# Chicken care



## rhode_island_red_ (Jul 23, 2013)

Are chickens hard to take care of? How much money does one chicken need on supplies a year? Please help!


----------



## Apyl (Jun 20, 2012)

Depends how many chickens you have and what you have them for. Free ranging costs less than having the penned all the time. Hatchery birds cost less than true heritage bred birds, mixed breeds costs the least. You will need to factor in the cost of the coop (or materials if you build), fencing , feeder, waterer, bedding, feed, yearly NPIP testing ect. If you start out with chicks you need a brooder, heat lamp, chick feed, bedding, and chicks. You also need to factor in the amount of time you have available. No two flock will cost the same to start up nor will they cost the same to manage. 

Over the past year I spent approx. $100 in chicks, $360 in adult feed, just under $100 in chick feed, about $75 in bedding, I'm not sure how much electric for brooding and incubating. I free range all day so most of my feed costs come from winter feeding . Most of my bedding costs are in winter as well since I really layer the straw for insulation.


----------



## rhode_island_red_ (Jul 23, 2013)

Apyl said:


> Depends how many chickens you have and what you have them for. Free ranging costs less than having the penned all the time. Hatchery birds cost less than true heritage bred birds, mixed breeds costs the least. You will need to factor in the cost of the coop (or materials if you build), fencing , feeder, waterer, bedding, feed, yearly NPIP testing ect. If you start out with chicks you need a brooder, heat lamp, chick feed, bedding, and chicks. You also need to factor in the amount of time you have available. No two flock will cost the same to start up nor will they cost the same to manage.
> 
> Over the past year I spent approx. $100 in chicks, $360 in adult feed, just under $100 in chick feed, about $75 in bedding, I'm not sure how much electric for brooding and incubating. I free range all day so most of my feed costs come from winter feeding . Most of my bedding costs are in winter as well since I really layer the straw for insulation.

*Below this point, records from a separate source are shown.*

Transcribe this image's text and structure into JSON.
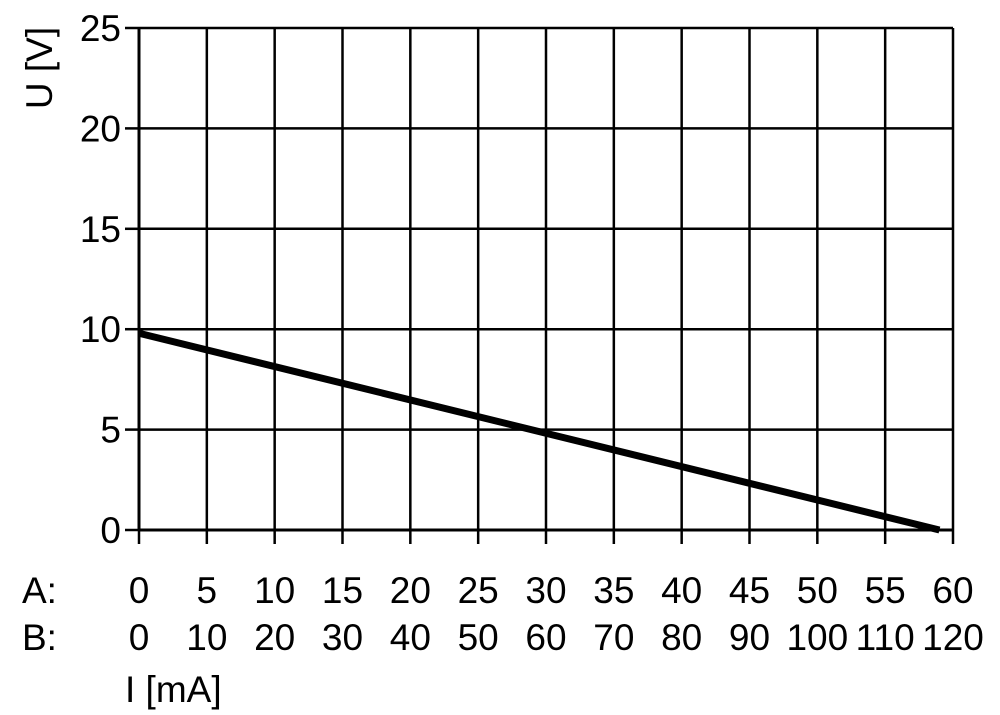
{
  "chart_data": {
    "type": "line",
    "ylabel": "U [V]",
    "xlabel": "I [mA]",
    "ylim": [
      0,
      25
    ],
    "yticks": [
      "0",
      "5",
      "10",
      "15",
      "20",
      "25"
    ],
    "xlim": [
      0,
      60
    ],
    "grid": true,
    "x_scales": [
      {
        "label": "A:",
        "ticks": [
          "0",
          "5",
          "10",
          "15",
          "20",
          "25",
          "30",
          "35",
          "40",
          "45",
          "50",
          "55",
          "60"
        ]
      },
      {
        "label": "B:",
        "ticks": [
          "0",
          "10",
          "20",
          "30",
          "40",
          "50",
          "60",
          "70",
          "80",
          "90",
          "100",
          "110",
          "120"
        ]
      }
    ],
    "series": [
      {
        "x": [
          0,
          59
        ],
        "y": [
          9.8,
          0
        ],
        "color": "#000000"
      }
    ]
  }
}
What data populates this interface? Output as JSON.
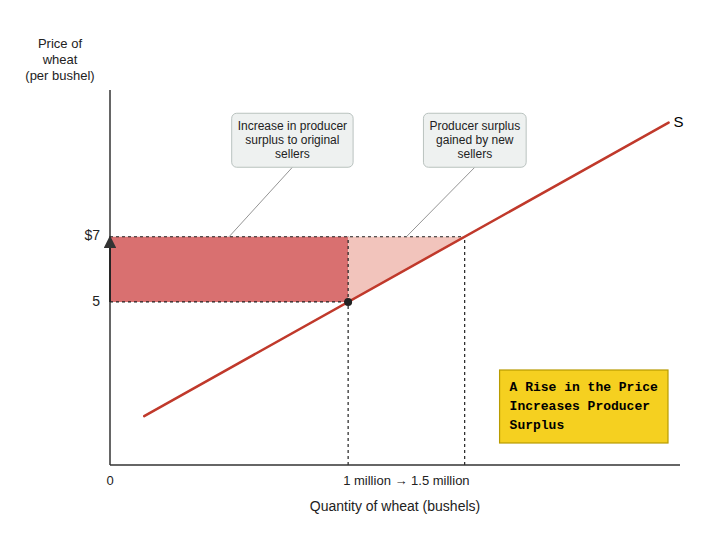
{
  "chart_data": {
    "type": "line",
    "title": "A Rise in the Price\nIncreases Producer\nSurplus",
    "title_color": "#f5d020",
    "x_label": "Quantity of wheat (bushels)",
    "y_label": "Price of\nwheat\n(per bushel)",
    "series": [
      {
        "name": "S",
        "color": "#c0392b",
        "x": [
          0.15,
          2.45
        ],
        "values": [
          1.5,
          10.5
        ]
      }
    ],
    "prices": [
      5,
      7
    ],
    "quantities": [
      1.0444444444444445,
      1.5555555555555556
    ],
    "regions": [
      {
        "annotation": "Increase in producer\nsurplus to original\nsellers",
        "color": "#d97070"
      },
      {
        "annotation": "Producer surplus\ngained by new\nsellers",
        "color": "#f2c4bc"
      }
    ],
    "xlim": [
      0,
      2.5
    ],
    "ylim": [
      0,
      11.5
    ],
    "xticks": [
      0,
      {
        "value": 1.3,
        "label": "1 million → 1.5 million"
      }
    ],
    "yticks": [
      5,
      {
        "value": 7,
        "label": "$7"
      }
    ],
    "grid": false
  }
}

How many chickens do you have?


----------



## Apyl (Jun 20, 2012)

I'm at around 30 chickens, 2 geese, and 8 ducks.


----------



## rhode_island_red_ (Jul 23, 2013)

Apyl said:


> I'm at around 30 chickens, 2 geese, and 8 ducks.


I'm getting like 2


----------



## Apyl (Jun 20, 2012)

Ok, your costs will still depends on the factors mention in my other post. Your costs just wont be as high as mine.


----------



## jennifer (May 14, 2013)

I suggest that you do a lot of research about chickens before you get them. Not only is cost a factor but time/ energy is also a big factor. You will most likely want more than 2 later. Do you have a coop?


----------